This is the imaginary line in the sand drawn by Joe "King Coal" Manchin last week when he refused to confirm Joe Biden's board nominee Sarah Bloom Raskin to the Federal Board of Governors -- because this is the kind of climate policy she thought was imperative. Looks like we might get it via a different agency.
"My phone lit up with push news alerts on this yesterday, how the Securities and Exchange Commission is proposing rules that will require companies to report on operations and how they affect the climate. Tell us why this is so important," Jonathan Lemire said on MSNBC this morning.

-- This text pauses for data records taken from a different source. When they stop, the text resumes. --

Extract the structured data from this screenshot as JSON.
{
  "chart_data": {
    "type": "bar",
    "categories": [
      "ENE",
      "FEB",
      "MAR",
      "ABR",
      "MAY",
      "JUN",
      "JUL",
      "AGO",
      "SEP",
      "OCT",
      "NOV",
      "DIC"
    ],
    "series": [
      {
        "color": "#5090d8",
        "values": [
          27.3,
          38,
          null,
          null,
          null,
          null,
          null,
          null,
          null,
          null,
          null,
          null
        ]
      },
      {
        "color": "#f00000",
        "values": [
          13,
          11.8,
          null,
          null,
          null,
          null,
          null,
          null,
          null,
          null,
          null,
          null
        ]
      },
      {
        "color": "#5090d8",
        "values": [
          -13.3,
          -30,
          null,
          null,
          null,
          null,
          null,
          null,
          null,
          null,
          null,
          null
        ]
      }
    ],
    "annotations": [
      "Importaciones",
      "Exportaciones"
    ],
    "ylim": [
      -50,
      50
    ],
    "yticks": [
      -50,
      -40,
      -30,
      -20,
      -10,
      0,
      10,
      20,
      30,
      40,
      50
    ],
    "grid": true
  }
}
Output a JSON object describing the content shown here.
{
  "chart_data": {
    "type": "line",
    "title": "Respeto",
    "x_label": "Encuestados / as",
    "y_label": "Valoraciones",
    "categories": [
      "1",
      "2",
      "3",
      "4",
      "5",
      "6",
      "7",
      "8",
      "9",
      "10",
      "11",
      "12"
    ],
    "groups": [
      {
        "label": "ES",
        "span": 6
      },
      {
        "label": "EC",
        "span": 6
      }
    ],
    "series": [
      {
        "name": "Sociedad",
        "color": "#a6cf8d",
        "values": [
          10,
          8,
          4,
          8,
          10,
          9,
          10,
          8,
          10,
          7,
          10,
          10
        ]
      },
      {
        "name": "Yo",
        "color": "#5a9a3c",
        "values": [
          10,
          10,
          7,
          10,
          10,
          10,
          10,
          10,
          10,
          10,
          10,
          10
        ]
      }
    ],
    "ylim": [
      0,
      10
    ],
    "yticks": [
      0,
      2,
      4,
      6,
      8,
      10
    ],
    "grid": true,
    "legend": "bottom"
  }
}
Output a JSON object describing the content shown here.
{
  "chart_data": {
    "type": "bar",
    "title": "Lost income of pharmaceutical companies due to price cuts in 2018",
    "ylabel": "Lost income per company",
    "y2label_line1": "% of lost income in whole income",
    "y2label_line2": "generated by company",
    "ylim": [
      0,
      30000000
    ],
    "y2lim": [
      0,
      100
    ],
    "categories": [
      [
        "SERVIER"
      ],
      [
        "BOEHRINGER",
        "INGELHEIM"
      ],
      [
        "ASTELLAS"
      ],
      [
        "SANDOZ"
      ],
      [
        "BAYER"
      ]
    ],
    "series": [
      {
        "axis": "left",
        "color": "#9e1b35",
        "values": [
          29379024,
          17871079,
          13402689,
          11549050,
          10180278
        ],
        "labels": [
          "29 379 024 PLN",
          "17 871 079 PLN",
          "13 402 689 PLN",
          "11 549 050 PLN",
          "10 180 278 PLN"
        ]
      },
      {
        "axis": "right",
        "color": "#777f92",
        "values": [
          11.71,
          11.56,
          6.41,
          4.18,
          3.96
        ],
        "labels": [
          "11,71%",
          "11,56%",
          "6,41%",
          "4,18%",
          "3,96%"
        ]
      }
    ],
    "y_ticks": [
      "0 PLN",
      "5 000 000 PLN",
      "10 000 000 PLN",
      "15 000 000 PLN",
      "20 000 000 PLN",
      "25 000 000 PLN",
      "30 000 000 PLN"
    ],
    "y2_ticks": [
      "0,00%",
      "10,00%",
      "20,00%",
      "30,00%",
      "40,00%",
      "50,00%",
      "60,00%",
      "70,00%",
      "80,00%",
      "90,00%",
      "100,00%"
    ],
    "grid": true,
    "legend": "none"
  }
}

"Same here, Jon. My phone was also lighting up yesterday, around this news. And it is a pretty big deal. We're at a junction when it comes to how corporations will disclose their climate change agenda, and how this influences the way investors think about putting their money in these companies. So yesterday the S.E.C. proposed rules that would require publicly traded companies to report on how their operations affect climate and carbon emissions.
"Now, the rules are expansive. And the S.E.C. chair said that they would not only have to protect investors, but also respond to requests for greater clarity from corporations themselves. The idea is that if climate change is going to have a significant impact on a company's future earnings, then investors should have the clarity and the information as early as possible, before making their investment. But it is controversial, with critics suggesting that the package from the S.E.C. may in fact be a way to jumpstart the Biden administration's environmental agenda. And they would argue that this kind of policy setting should come from lawmakers, not the S.E.C.
"Now, it enters its 60-day comment period where investors and businesses can comments on it. so it's not necessarily a done deal. But expect to hear a lot more about this in the days ahead."